Abriu o porta luvas e pegou o porta CDs e procurou...
- Nossa, tem aqui musica country!!
- sim, gosto desse tipo de musica.
- vou colocar esse aqui..Se referindo ao CD do Alan Jackson.
- Ok, pode colocar.
A musica era balançada e ela se mexia toda no banco onde se encontrava.
De repente, abriu a bolsa e tirou um cigarro.
- Me desculpa, mas, não quero que fume aqui. Interpelei a moça.
- ah!! Deixa de ser chato, é só um baseado.
-O que!! Ta maluca. Nem pensar.
- Ora...como você é careta, vai me dizer que nunca puxou um “ fuminho” .
- Claro que não, não é minha praia. Respondi.
- Vamos logo então, pois, lá no Motel eu fumo o meu baseado.
Imediatamente pisei do freio para parar o carro.
A moça se assustou, quase caiu do banco...
- Você é louco, como para o carro desse jeito.
- Olha, quero deixar uma coisa clara aqui entre nós.
- O que?
- Nada de “ fuminho”, nada de “ baseado”, nem aqui e nem no motel. Estamos entendidos.
- ta certo, também não tem beijo na boca...
- Revanchismo é! É assim que você vê as coisas?

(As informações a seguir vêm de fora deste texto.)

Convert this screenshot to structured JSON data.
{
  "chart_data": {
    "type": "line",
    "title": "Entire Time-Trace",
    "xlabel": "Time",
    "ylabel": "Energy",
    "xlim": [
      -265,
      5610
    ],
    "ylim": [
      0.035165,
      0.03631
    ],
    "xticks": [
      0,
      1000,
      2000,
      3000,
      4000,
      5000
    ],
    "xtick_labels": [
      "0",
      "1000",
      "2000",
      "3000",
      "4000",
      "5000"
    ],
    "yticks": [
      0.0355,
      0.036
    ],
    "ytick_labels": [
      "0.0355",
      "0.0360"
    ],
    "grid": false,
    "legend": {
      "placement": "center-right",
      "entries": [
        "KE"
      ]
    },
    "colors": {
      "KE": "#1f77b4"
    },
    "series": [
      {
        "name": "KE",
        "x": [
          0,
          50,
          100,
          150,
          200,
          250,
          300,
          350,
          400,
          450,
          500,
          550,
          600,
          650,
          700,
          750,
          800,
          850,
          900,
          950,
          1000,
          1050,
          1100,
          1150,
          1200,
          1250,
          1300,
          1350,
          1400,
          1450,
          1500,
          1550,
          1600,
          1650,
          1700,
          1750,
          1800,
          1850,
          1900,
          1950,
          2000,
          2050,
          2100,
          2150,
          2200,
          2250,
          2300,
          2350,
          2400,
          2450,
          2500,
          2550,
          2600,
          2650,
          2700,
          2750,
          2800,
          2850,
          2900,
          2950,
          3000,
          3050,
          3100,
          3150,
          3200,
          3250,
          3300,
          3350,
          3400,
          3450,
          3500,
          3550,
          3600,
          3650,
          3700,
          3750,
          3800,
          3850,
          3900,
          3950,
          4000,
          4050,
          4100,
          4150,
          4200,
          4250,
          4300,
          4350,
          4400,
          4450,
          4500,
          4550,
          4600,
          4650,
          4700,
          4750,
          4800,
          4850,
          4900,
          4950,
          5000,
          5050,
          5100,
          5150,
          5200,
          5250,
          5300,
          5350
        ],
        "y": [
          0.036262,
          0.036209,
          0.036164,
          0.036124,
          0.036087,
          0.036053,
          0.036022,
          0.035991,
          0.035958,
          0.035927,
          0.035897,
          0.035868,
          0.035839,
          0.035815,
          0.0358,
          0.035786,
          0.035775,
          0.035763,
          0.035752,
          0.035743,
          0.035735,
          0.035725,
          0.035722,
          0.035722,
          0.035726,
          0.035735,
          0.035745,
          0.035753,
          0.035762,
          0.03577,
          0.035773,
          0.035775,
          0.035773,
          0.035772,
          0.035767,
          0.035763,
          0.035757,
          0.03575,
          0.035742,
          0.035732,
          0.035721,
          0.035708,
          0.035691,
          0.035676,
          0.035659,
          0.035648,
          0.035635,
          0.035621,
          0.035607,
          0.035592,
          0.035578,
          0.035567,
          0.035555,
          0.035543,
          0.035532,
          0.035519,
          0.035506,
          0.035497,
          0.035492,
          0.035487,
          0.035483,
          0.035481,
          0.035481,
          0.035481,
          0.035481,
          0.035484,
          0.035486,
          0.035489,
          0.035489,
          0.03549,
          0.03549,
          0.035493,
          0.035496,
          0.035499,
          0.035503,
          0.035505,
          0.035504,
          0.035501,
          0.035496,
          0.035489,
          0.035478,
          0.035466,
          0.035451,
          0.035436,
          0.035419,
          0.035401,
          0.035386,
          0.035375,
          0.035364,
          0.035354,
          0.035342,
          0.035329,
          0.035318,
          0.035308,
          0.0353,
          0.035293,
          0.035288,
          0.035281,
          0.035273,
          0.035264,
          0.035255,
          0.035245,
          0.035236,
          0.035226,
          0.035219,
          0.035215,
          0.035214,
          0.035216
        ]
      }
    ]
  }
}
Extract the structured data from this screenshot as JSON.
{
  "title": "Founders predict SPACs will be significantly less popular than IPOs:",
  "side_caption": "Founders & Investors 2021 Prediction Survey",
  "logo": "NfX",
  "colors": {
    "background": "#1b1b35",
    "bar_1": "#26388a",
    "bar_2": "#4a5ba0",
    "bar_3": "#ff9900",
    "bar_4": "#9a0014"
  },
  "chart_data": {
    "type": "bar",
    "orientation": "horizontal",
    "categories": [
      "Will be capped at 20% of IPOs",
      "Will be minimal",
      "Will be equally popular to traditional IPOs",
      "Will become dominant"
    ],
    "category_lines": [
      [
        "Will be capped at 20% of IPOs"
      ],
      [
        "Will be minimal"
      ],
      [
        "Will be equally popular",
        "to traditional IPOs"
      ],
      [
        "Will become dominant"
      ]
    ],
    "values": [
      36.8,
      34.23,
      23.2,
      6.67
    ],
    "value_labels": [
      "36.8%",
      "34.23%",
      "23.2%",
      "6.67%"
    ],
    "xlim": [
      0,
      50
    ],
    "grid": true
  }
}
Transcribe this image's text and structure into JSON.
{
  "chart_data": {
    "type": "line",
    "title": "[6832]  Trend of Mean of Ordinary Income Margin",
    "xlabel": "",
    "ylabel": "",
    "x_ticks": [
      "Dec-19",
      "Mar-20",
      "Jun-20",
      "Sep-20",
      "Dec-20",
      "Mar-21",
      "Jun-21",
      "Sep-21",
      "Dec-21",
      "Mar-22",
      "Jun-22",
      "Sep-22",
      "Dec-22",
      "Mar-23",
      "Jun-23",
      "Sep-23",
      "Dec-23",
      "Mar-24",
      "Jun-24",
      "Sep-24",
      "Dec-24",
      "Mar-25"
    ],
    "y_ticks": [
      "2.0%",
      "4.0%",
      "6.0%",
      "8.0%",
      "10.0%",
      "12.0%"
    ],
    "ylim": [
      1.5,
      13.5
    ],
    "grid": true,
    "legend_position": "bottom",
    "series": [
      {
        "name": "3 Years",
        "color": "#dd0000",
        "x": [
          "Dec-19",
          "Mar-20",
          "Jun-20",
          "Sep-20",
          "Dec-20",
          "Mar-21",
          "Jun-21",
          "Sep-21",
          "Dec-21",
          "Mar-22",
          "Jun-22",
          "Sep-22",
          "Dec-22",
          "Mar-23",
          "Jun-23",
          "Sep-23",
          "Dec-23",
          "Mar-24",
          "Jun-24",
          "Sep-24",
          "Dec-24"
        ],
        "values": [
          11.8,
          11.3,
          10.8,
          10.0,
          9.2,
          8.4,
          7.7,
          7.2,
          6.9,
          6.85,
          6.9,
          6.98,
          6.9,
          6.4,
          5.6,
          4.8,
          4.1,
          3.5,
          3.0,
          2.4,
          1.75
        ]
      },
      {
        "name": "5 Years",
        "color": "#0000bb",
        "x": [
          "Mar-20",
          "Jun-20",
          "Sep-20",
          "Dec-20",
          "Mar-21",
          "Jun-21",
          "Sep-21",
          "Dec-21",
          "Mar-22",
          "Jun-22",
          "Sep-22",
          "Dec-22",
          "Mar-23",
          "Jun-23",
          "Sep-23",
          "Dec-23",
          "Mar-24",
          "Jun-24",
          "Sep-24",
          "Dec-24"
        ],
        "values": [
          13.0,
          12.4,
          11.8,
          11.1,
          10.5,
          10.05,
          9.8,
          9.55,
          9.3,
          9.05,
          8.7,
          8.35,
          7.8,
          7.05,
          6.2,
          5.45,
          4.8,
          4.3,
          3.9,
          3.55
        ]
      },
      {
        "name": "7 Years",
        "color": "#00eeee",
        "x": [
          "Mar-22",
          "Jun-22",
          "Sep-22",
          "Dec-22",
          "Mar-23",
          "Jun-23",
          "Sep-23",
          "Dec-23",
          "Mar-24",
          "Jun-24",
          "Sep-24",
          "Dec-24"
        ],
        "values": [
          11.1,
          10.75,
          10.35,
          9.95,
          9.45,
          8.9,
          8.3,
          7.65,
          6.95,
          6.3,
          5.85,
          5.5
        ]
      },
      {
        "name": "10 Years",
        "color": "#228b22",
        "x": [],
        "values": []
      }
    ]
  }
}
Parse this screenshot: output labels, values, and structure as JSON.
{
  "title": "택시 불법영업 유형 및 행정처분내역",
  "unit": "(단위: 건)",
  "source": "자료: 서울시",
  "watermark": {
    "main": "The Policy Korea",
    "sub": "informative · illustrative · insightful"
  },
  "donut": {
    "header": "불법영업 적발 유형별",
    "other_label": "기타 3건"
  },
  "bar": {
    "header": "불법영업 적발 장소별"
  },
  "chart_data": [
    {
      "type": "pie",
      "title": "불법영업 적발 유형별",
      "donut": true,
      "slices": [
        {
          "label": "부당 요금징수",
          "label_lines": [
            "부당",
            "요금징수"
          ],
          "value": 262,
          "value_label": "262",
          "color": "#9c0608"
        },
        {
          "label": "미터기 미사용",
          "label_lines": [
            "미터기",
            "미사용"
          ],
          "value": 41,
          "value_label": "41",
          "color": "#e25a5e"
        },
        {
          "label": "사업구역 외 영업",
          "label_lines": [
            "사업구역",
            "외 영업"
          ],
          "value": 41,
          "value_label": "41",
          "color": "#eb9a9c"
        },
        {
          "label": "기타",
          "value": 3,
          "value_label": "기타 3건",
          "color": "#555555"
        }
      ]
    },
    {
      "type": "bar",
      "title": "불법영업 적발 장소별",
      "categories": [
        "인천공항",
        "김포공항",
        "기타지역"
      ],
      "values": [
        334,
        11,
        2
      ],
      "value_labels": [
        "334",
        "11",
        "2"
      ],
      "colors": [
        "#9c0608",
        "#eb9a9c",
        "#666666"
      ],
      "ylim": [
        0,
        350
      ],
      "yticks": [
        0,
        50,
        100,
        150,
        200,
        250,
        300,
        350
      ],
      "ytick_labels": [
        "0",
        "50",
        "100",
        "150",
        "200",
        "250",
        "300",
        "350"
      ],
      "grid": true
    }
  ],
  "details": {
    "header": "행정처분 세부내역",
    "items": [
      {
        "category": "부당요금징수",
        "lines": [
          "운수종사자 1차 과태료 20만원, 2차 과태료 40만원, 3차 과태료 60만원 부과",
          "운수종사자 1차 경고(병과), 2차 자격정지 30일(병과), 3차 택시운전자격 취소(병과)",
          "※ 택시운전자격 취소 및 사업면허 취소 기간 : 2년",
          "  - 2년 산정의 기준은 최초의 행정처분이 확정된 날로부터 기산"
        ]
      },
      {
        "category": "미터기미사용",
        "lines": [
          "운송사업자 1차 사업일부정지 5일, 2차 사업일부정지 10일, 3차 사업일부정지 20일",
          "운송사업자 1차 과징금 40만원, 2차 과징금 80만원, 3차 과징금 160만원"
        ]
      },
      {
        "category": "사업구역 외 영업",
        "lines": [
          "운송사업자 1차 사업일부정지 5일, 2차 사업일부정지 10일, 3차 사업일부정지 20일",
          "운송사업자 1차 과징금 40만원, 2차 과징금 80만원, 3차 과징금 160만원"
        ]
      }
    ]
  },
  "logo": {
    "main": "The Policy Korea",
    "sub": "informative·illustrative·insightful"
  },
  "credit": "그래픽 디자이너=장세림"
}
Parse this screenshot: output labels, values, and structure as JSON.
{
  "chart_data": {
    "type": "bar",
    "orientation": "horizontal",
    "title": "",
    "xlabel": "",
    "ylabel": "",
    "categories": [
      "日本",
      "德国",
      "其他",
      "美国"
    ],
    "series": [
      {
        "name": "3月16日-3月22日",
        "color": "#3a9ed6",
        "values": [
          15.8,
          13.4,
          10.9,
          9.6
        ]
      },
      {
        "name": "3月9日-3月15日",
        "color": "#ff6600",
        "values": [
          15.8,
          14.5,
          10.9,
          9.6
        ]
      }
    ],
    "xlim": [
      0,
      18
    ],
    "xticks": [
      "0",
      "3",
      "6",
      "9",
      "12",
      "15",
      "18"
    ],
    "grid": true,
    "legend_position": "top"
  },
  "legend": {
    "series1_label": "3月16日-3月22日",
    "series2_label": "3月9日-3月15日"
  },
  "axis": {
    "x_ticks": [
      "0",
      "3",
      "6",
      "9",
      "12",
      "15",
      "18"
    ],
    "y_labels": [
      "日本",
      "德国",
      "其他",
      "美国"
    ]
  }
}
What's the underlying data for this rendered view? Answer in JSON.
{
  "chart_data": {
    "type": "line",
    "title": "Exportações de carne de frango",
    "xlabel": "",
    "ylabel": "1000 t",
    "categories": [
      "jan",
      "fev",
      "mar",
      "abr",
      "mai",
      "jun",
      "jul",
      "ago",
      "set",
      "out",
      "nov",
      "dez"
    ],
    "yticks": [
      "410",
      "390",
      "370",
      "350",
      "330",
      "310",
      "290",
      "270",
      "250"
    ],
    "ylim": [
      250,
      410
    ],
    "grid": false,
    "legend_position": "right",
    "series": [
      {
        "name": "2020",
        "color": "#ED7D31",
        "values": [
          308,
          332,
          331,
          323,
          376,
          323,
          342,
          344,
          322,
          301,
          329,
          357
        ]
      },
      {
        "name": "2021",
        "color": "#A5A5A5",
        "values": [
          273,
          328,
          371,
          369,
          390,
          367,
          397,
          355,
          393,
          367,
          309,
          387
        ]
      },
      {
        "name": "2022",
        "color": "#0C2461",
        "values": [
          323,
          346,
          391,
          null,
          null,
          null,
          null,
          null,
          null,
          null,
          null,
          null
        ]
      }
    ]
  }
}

- Não, mas, você quem ta querendo assim.
- Vocês fazem isto com todo mundo que sai?
- Não, é que já está no final da minha jornada e eu to morrendo de vontade.
- Olha, não será dessa vez, ok.
- Ta bom, resmungou.
Durante alguns minutos, ficamos em silêncio, apenas o som do carro.
Quase chegando ao motel, abriu novamente a bolsa e retirou dela, um tubo de vidro pequeno, com um pó branco.
- O que é isto? O que está pretendendo agora?
- Isto aqui é “ coca” “ coca pura” , da boa.
Nesse momento freei o carro subitamente.
- O que foi agora gritou a moça.
- O que foi é que eu não quero isto. Não sou usuário e nem vou permitir que você use isto enquanto estiver comigo.
- Nossa, como você é “ quadrado” .
- A questão nem é esta, é que eu não “ curto” droga alguma, nem cigarro eu fumo “ sacô” .
- Saquei, meu... Respondeu irritada.